ディルバは自室へ戻る前にチラッとチェルミの部屋をのぞいてみた。

いつもは部屋をのぞき見るようなことはしないが、今夜は見なければいけないような気がして立ち寄ってしまった。

ベッドで寝息が聞こえたので、部屋にもどろうとすると、チェルミが寝返りをうったのでディルバは少しチェルミの顔を見ることができた。


「はっ・・・」


顔いっぱいに広がった涙の痕、そして瞼も腫れている。

ディルバはあわてて部屋を出るとふっと笑顔になってしまう。


「かわいそうなことをしたな。
けど、俺は今すごくうれしいと思ってる。

チェルミが俺と離れてしまうことをあんなに悲しんでくれたかと思うと・・・。
俺は先生は失格だよな。
教え子にこんな感情を持ってしまって。」


ディルバは意を決したように自室へもどっていった。




翌朝ディルバはチェルミを誘拐するように起きてすぐテレポートをした。


「先生?・・・どこへいくの。」


「ここは学校じゃないだろ。
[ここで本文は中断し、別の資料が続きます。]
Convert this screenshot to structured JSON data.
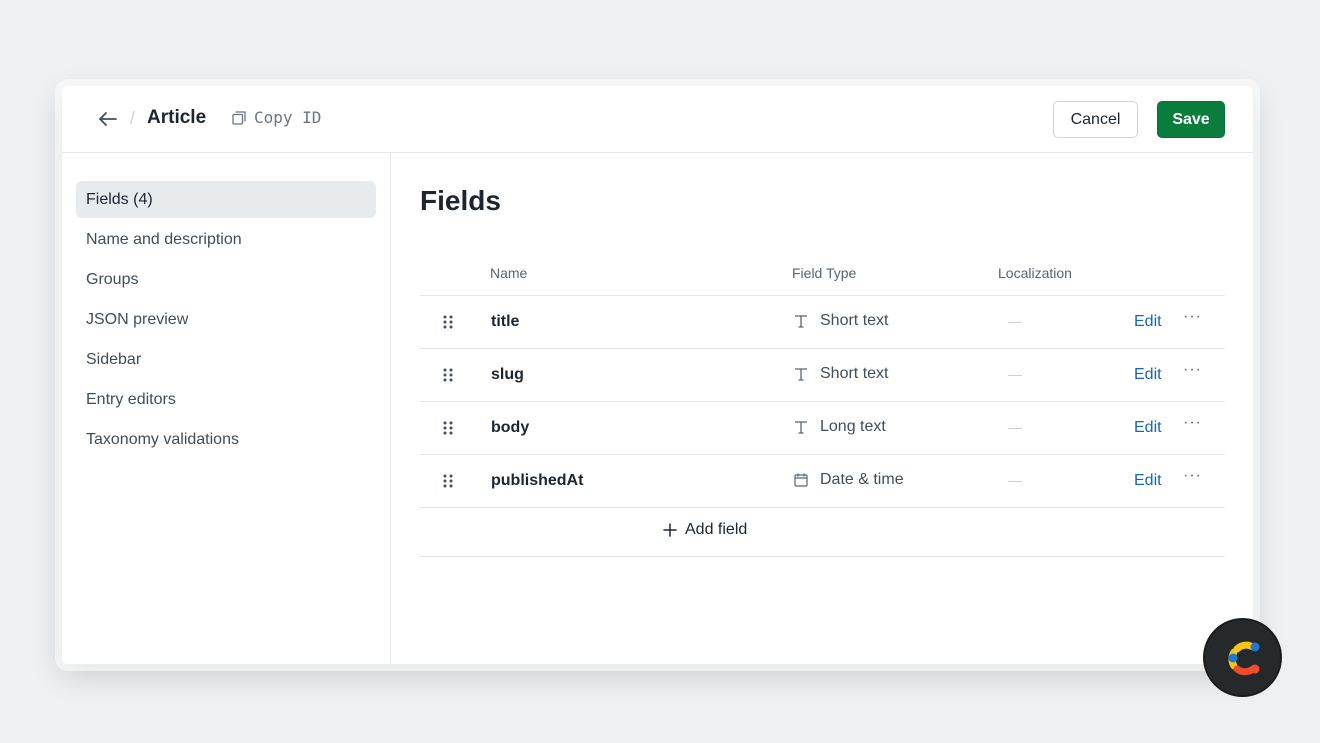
{
  "header": {
    "title": "Article",
    "copy_id_label": "Copy ID",
    "cancel_label": "Cancel",
    "save_label": "Save"
  },
  "sidebar": {
    "items": [
      {
        "label": "Fields (4)",
        "active": true
      },
      {
        "label": "Name and description"
      },
      {
        "label": "Groups"
      },
      {
        "label": "JSON preview"
      },
      {
        "label": "Sidebar"
      },
      {
        "label": "Entry editors"
      },
      {
        "label": "Taxonomy validations"
      }
    ]
  },
  "main": {
    "heading": "Fields",
    "columns": {
      "name": "Name",
      "field_type": "Field Type",
      "localization": "Localization"
    },
    "rows": [
      {
        "name": "title",
        "type": "Short text",
        "type_icon": "text-icon",
        "localization": "—",
        "edit_label": "Edit",
        "more": "···"
      },
      {
        "name": "slug",
        "type": "Short text",
        "type_icon": "text-icon",
        "localization": "—",
        "edit_label": "Edit",
        "more": "···"
      },
      {
        "name": "body",
        "type": "Long text",
        "type_icon": "text-icon",
        "localization": "—",
        "edit_label": "Edit",
        "more": "···"
      },
      {
        "name": "publishedAt",
        "type": "Date & time",
        "type_icon": "calendar-icon",
        "localization": "—",
        "edit_label": "Edit",
        "more": "···"
      }
    ],
    "add_field_label": "Add field"
  },
  "colors": {
    "save_bg": "#0a7c3e",
    "link": "#1565c0",
    "active_nav_bg": "#e8ebee",
    "page_bg": "#eef1f3"
  }
}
」


「ここって・・・妖精の森みたいだけど・・・。
どういうこと?」


「いいから黙ってみておけって。」


到着したところはマウレスの住まいの中だった。
そして、マウレスが居間へとやってくる。


「えっ??私、ここに居ちゃいけないんじゃないの?」


「いいから。黙ってみてろって。」



「返事を持ってきたの?」


「ええ。僕の思いのすべてを伝えるために・・・。
僕の要求は、生活は人間界の自宅中心でテレポートで行なうことと、将来の伴侶は魔女のチェルミであること。
それをのんでくれるなら、妖精王の話はお受けします。
それ以外を要求するなら妖精王はお受けできません。
べつの方をお願いして、今まで通り僕は人間界で暮らします。」



「そうですか・・・。
伴侶を妖精族でという要求は望んでも無理なようですね。
でも、妖精の森は強い代表を必要としています。

あなたの存在は絶対であり、今回のウィルス騒ぎでもあなたとそのお嬢さんの活躍あればこそ・・・なのも事実です。
あなたが妖精王ならば、制度を変えればいいだけのこと。
実際かなりもう、制度は変わってしまっていますし、地域を守るということから考えれば妖精でも魔女でもかまわないのですが・・・そちらのお嬢さんはどうでしょうかね?」


「あの・・・伴侶って・・・奥さんのことだよね。
それって、それって・・・ディルバの奥さんのことだよね。」



「もちろん、正式には学校を卒業してからだけどな。
もう少しだし、いいかな?なんて。」



「あの・・・私・・・。
そんないきなり、そんなの。

昨日は別だって・・・私は帰るものだと思ってたし・・・」



「いきなりでごめんな。
でも、マウレスの前でこうやっていう方が真実味があるかなっと思ったものでな。
俺の真剣な答えをきいてほしいから・・・。」



「私・・・私の一存では決められないです。
うれしいけど、まだ決められなくて。
これから魔法の国に行ってきます。
答えはそれからでもいいですか?」


「ああ。じゃ、30分後に迎えに行くからここへ連絡してくれ。
迎えに行くから。
じゃないと学校に遅れるしな。」


「はい。」



チェルミは胸を押さえながらミロアのところへと出向いた。


ミロアは予感していたかのように、呆れた顔をしていた。


「早く用件を言え。」


「お兄さま、何?そのめんどくさそうな言い方?」


「こっちは今すごく忙しいんだ。
おまえのどうでもいい用事なんて、きいて一言返事すれば済むんだろ。」


「えっ?どうでもいいって・・・。」


「早くしろ。ミレイの結婚式の予定もあるからそのあとになるけどな。」


「えっ・・・ミレイお姉さまが誰と?
もしかして・・・カリフとなの?」



「ああ、カリフととても相性がいいのでな。
それで・・・おまえの方はどうなんだ?」



「だから、私も・・・先生と。
あっ、ディルバがさっき妖精王になる条件を伯母様につげていたの。
その中に、私を妻にしたいって・・・。」


「すると、おまえは妖精王の妻になるんだな。」


「そういうことになっちゃうけど・・・妖精族になっちゃダメ?」


「ぷっ!あっちもいろいろと制度を変更せねばならなかったんだな。
いいだろう。
おまえたちのおかげで、2つの世界が平和になったのも確かなのだからな。

ディルバが妖精王になるのなら、治安はおまえたちだけでもよくなると予想がつく。
しっかりがんばれよ。」


「じゃあ、お兄さま・・・。私・・・妖精王の奥さんになってもいいのね。」


「ダメっていってもおまえは行ってしまうつもりだったろう?」


「えへへ。うん。
よぉーーし、あと少し、学校へいってきまぁ~す。」

チェルミはそういって、ディルバをすぐに呼んで登校した。